In this article, I aim to share my perspective on reserved visa availability and help potential investors arrive at informed conclusions. As the managing partner of an EB-5 firm, I can confirm that there are robust offerings in each category with their unique pros and cons. As I see it, when it comes to processing times and future backlogs, the rural category has an edge, though the urban high-unemployment category may also suit specific investors.

The Impact Of RIA Legislation On TEA Investments

The new legislation allocated the largest reserved visa share, 20%, to rural TEA investments; followed by a 10% share for investments in high-unemployment areas, also called “HUAs” or “urban” TEAs; and a smaller 2% share for specific infrastructure projects. The RIA also introduced priority processing for rural petitions, which played a key role in enhancing investor interest in rural TEA projects.

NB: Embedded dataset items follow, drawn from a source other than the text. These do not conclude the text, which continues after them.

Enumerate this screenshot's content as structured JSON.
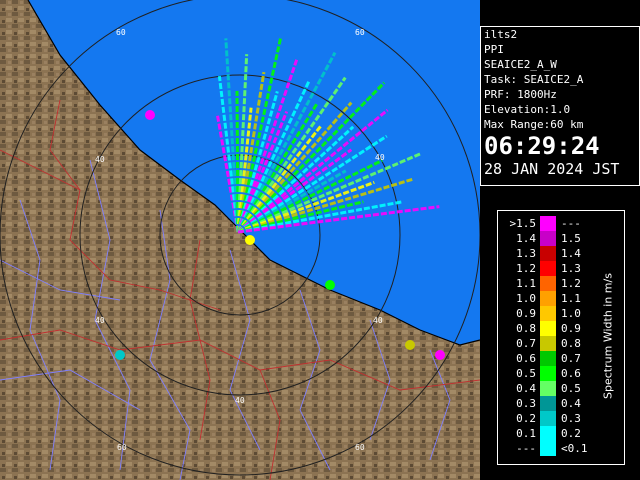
{
  "map": {
    "range_labels": [
      "60",
      "60",
      "40",
      "40",
      "40",
      "40",
      "40",
      "60",
      "60"
    ],
    "colors": {
      "sea": "#1478f0",
      "land": "#8c7352",
      "ring": "#282828",
      "river": "#7a7aff",
      "boundary": "#c03030",
      "coast": "#000000"
    }
  },
  "info": {
    "site": "ilts2",
    "product": "PPI",
    "scan": "SEAICE2_A_W",
    "task": "Task: SEAICE2_A",
    "prf": "PRF: 1800Hz",
    "elevation": "Elevation:1.0",
    "max_range": "Max Range:60 km",
    "time": "06:29:24",
    "date": "28 JAN 2024 JST"
  },
  "legend": {
    "title": "Spectrum Width in m/s",
    "rows": [
      {
        "left": ">1.5",
        "right": "---",
        "color": "#ff00ff"
      },
      {
        "left": "1.4",
        "right": "1.5",
        "color": "#c800c8"
      },
      {
        "left": "1.3",
        "right": "1.4",
        "color": "#c80000"
      },
      {
        "left": "1.2",
        "right": "1.3",
        "color": "#ff0000"
      },
      {
        "left": "1.1",
        "right": "1.2",
        "color": "#ff6400"
      },
      {
        "left": "1.0",
        "right": "1.1",
        "color": "#ffa000"
      },
      {
        "left": "0.9",
        "right": "1.0",
        "color": "#ffc800"
      },
      {
        "left": "0.8",
        "right": "0.9",
        "color": "#ffff00"
      },
      {
        "left": "0.7",
        "right": "0.8",
        "color": "#c8c800"
      },
      {
        "left": "0.6",
        "right": "0.7",
        "color": "#00c800"
      },
      {
        "left": "0.5",
        "right": "0.6",
        "color": "#00ff00"
      },
      {
        "left": "0.4",
        "right": "0.5",
        "color": "#64ff64"
      },
      {
        "left": "0.3",
        "right": "0.4",
        "color": "#009696"
      },
      {
        "left": "0.2",
        "right": "0.3",
        "color": "#00c8c8"
      },
      {
        "left": "0.1",
        "right": "0.2",
        "color": "#00ffff"
      },
      {
        "left": "---",
        "right": "<0.1",
        "color": "#00ffff"
      }
    ]
  }
}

In the months following the RIA, which was passed in March 2022, thousands of investors took advantage of the set-aside visas and priority processing, and at my firm, we worked with multiple investors who received their green cards in less than a year. The majority of applications came from China and India, the two countries with the highest demand in the EB-5 market, according to a data analysis report by Invest in the USA. (Full disclosure: My company contributed to this report.)

Due to limited annual visa supply and a 7% per-country cap, I saw some countries with a long line of pre-RIA investors waiting to obtain their green cards. Therefore, for new investors, the reserved quota is an opportunity to sidestep the long queue and speed up their immigration journey.

But from my perspective, the IIUSA report pointed toward the potential for backlogs in the reserved categories as well, particularly in the high-unemployment TEA category.

I-526E Filing Data Insights

The IIUSA report showed that from fiscal year 2022 through July 2024, China and India have dominated post-RIA filings, accounting for nearly 71% of the applications. Out of the total 6,506 I-526 and I-526E applications filed through July 5, 2024, 3,300 (almost 51%) were from China; 1,341 (20%) were from India and the remaining were from other countries.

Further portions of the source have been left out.